Tag Archives: streaming algorithms

computer science expository math

Estimating the Second Frequency Moment

\(\)
I just uploaded an updated version of an essay, Estimating the Second Frequency Moment. The frequency moment problem was addressed in the seminal paper of Alon, Matias and Szegedy. In my essay, I give a couple of results from that paper and give indications of how the results can be generalized.

Suppose you are shown a stream of numbers \(s_1, s_2, \ldots, s_n\) where each \(s_j \in \{1,2, \ldots, m\}\) for \(j = 1, 2, \ldots, n\).
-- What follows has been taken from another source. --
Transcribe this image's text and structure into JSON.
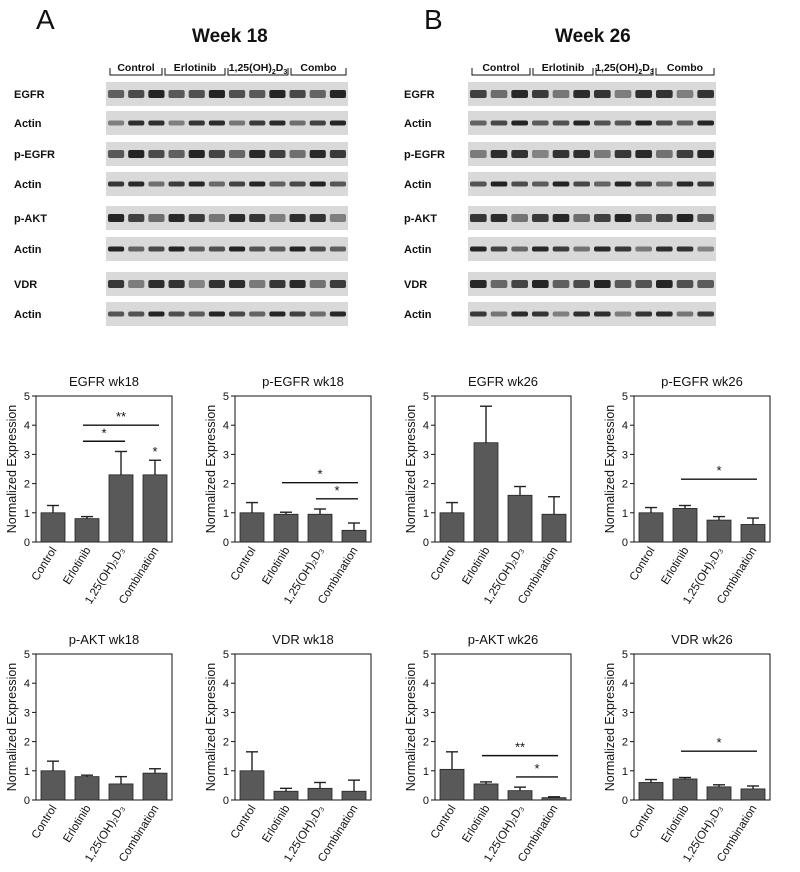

If \(f_i\) denotes the number of times \(i \in \{1, 2, \ldots, m\}\) (that is the frequency of \(i\) in the stream), then  we define

$$F_2 = \sum_{i = 1}^m f_i^2 .$$

To compute \(F_2\) naively, we can maintain counters for \(f_1, f_2, \ldots, f_m\), but this approach requires a lot of memory as \(m\) may be large. Instead, we can estimate \(F_2\) by defining a random variable that can be computed from the stream whose expected value is \(F_2\). By maintaining several independent versions of this random variable, we can obtain a good approximation of \(F_2\) using an amount of memory that is only logarithmic in \(m\) and \(n\).